Strategic Flexibility–Managing in Disorderly Markets
Thomas C Schleifer, Ph.D.
Last week in a Case Study of Disorderly Markets – we summarized the series of management decisions made by governments in response to post-pandemic economic developments. I think it’s fair to say that each reflexive decision seemed to make matters worse. Contractors, like political leaders are making management decisions based on conditions we are not familiar with from past experience. The rub is, however, governments had no experience dealing with this post-pandemic disorderly market and, even with the best of intentions, their decisions were inappropriate and ineffective.
A Construction Company CFO’s Own Words
CFO: “Even the so-called experts don’t know what’s going on. For example, what are the root causes of the inflation that we’ve got right now? Well, to me, some of them are intuitive, like supply-chain disruptions. Is it going to make a difference to those supply-chain disruptions if the Fed increases the rates by 75 basis points? I don’t think so. So, what happens to prices if a rising cost of capital pours more fuel on an already raging inflation fire caused by supply shortages? I can tell you. Costs go up even more.”
Tom Schleifer: How are you and your company responding to all this uncertainty?

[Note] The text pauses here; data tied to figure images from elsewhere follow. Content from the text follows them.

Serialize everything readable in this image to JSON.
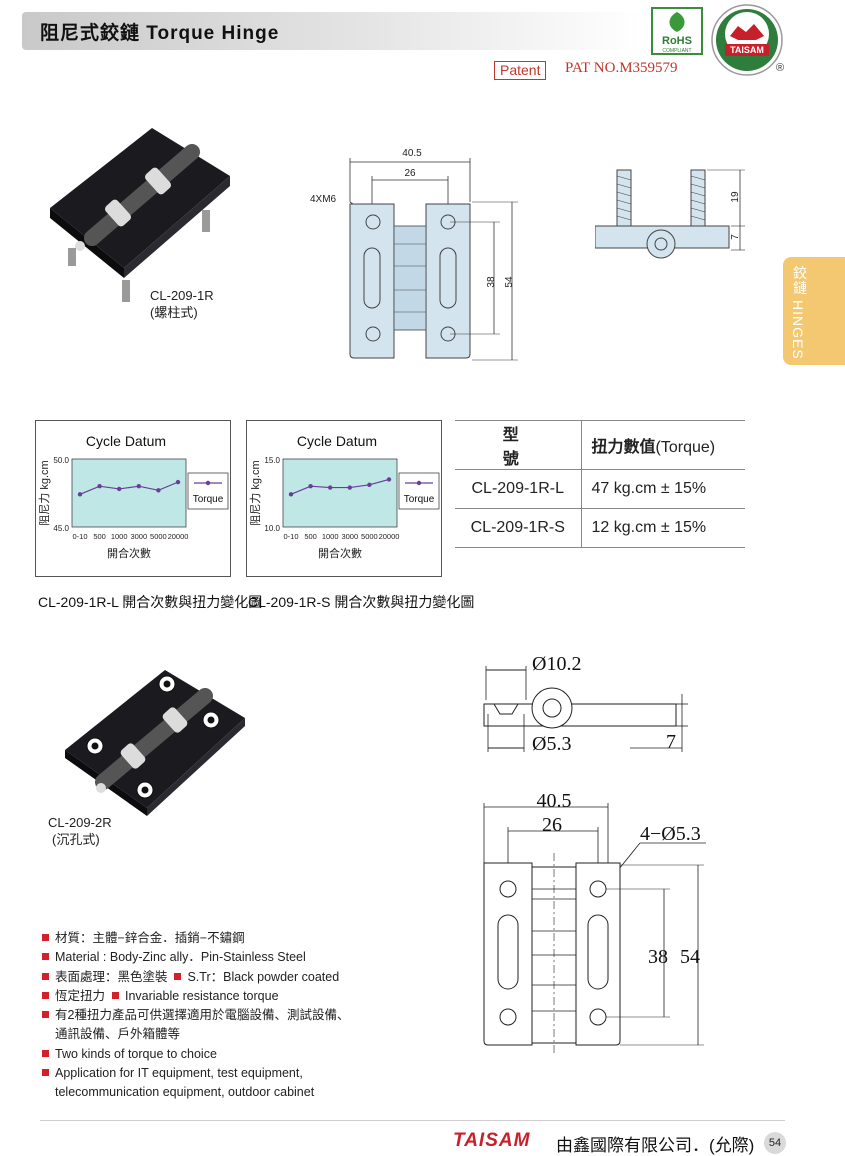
{
  "header": {
    "title": "阻尼式鉸鏈  Torque Hinge",
    "patent_label": "Patent",
    "patent_no": "PAT NO.M359579",
    "registered": "®",
    "rohs": "RoHS",
    "rohs_sub": "COMPLIANT",
    "logo_text": "TAISAM"
  },
  "side_tab": {
    "zh": "鉸鏈",
    "en": "HINGES"
  },
  "product1": {
    "model": "CL-209-1R",
    "type": "(螺柱式)"
  },
  "product2": {
    "model": "CL-209-2R",
    "type": "(沉孔式)"
  },
  "drawing1": {
    "d_width": "40.5",
    "d_pitch": "26",
    "thread": "4XM6",
    "d_h1": "38",
    "d_h2": "54",
    "side_h1": "19",
    "side_h2": "7"
  },
  "drawing2": {
    "d_dia_top": "Ø10.2",
    "d_dia_bottom": "Ø5.3",
    "d_h": "7",
    "d_width": "40.5",
    "d_pitch": "26",
    "holes": "4−Ø5.3",
    "d_h1": "38",
    "d_h2": "54"
  },
  "charts": {
    "colors": {
      "plot_bg": "#bfe7e6",
      "line": "#6a3d9a",
      "border": "#555555"
    },
    "caption_L": "CL-209-1R-L 開合次數與扭力變化圖",
    "caption_S": "CL-209-1R-S 開合次數與扭力變化圖",
    "chart_data": [
      {
        "type": "line",
        "title": "Cycle Datum",
        "xlabel": "開合次數",
        "ylabel": "阻尼力 kg.cm",
        "categories": [
          "0-10",
          "500",
          "1000",
          "3000",
          "5000",
          "20000"
        ],
        "ylim": [
          45.0,
          50.0
        ],
        "ytick_labels": [
          "50.0",
          "45.0"
        ],
        "grid": false,
        "legend": "right",
        "series": [
          {
            "name": "Torque",
            "values": [
              47.4,
              48.0,
              47.8,
              48.0,
              47.7,
              48.3
            ]
          }
        ]
      },
      {
        "type": "line",
        "title": "Cycle Datum",
        "xlabel": "開合次數",
        "ylabel": "阻尼力 kg.cm",
        "categories": [
          "0-10",
          "500",
          "1000",
          "3000",
          "5000",
          "20000"
        ],
        "ylim": [
          10.0,
          15.0
        ],
        "ytick_labels": [
          "15.0",
          "10.0"
        ],
        "grid": false,
        "legend": "right",
        "series": [
          {
            "name": "Torque",
            "values": [
              12.4,
              13.0,
              12.9,
              12.9,
              13.1,
              13.5
            ]
          }
        ]
      }
    ]
  },
  "spec_table": {
    "headers": [
      "型號",
      "扭力數值",
      "(Torque)"
    ],
    "rows": [
      {
        "model": "CL-209-1R-L",
        "torque": "47 kg.cm ± 15%"
      },
      {
        "model": "CL-209-1R-S",
        "torque": "12 kg.cm ± 15%"
      }
    ]
  },
  "features": [
    "材質：主體−鋅合金．插銷−不鏽鋼",
    "Material : Body-Zinc ally．Pin-Stainless Steel",
    "表面處理：黑色塗裝",
    "S.Tr：Black powder coated",
    "恆定扭力",
    "Invariable resistance torque",
    "有2種扭力產品可供選擇適用於電腦設備、測試設備、",
    "通訊設備、戶外箱體等",
    "Two kinds of torque to choice",
    "Application for IT equipment, test equipment,",
    "telecommunication equipment, outdoor cabinet"
  ],
  "footer": {
    "brand": "TAISAM",
    "company": "由鑫國際有限公司．(允際)",
    "page": "54"
  }
}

CFO: “We figure, if inflation is resilient and the Fed keeps raising interest rates, we’ve got a couple of very different scenarios:
- Scenario A is a hard-landing recession that begins in the winter of 2023. A hard landing could be year-over-year real growth of negative several percent. What happens to our firm? It’s my job to do a simulation to figure it out. We’ve got to plan that as soon as there’s a strong indication that growth will substantially decrease, we can start pressing the buttons.
- Scenario B is a soft landing where maybe you have zero growth or 1% real growth. Now that’s very different. We don’t want to cut our capacity or damage our competitive advantage. We would shift back into a wait and see posture.
- But the worst way to manage is to have to improvise. We need to have a plan that shows us step-by-step what the triggers are and where to take action. We need a longer-range plan that sees us all the way to the other side of this market disruption. The key here is to be able to weather the storm and come out of the storm, potentially, in a position that’s stronger than our competitors.”
TS: What’s the key to being able to plan long range step-by-step? It seems like a contradiction in terms.
CFO: “Flexibility. No decision is cast in stone in advance. When managing a company through the storm of a disorderly market, you cannot be married to anything or anyone.
- The staff must remain flexible. Even my job is impacted. A CFO is kind of a finance freelancer and their department’s workload is dictated by the company’s needs. When the workload peaks the CFO can be able to focus deeply on the company’s strategic activities by offloading some daily accounting tasks to temporary or part-time accounting staff.
- Your overhead must be flexible. Lease equipment that you can offload whenever this disorderly market takes a sudden turn for the worse. Rent or lease a portion of office and/or shop space if at all possible.
- Your choice of subs and suppliers must be open to reevaluation every step of the way.
- Financial flexibility is really important, and that’s where we try to get the competitive advantage. When a company goes into a slowdown or a recession, they can be forced to spend the cash that they’ve got. There might be a great opportunity, once the economy turns, but can we finance it? A company that has been wise in terms of its debt management and cash management can seize that opportunity.
Crossing a Moving Stream
“It’s like crossing a moving stream. You carefully jump from one rock to the next testing the stability and the height of the water with each leap. If the water is higher in one spot, you look for a little bigger rock. If the next rock is moving as the water rushes over it, you look for a steady rock to support your next leap. One careful step at a time and pretty soon you’ve made it to the opposite shore. That is strategic flexibility.”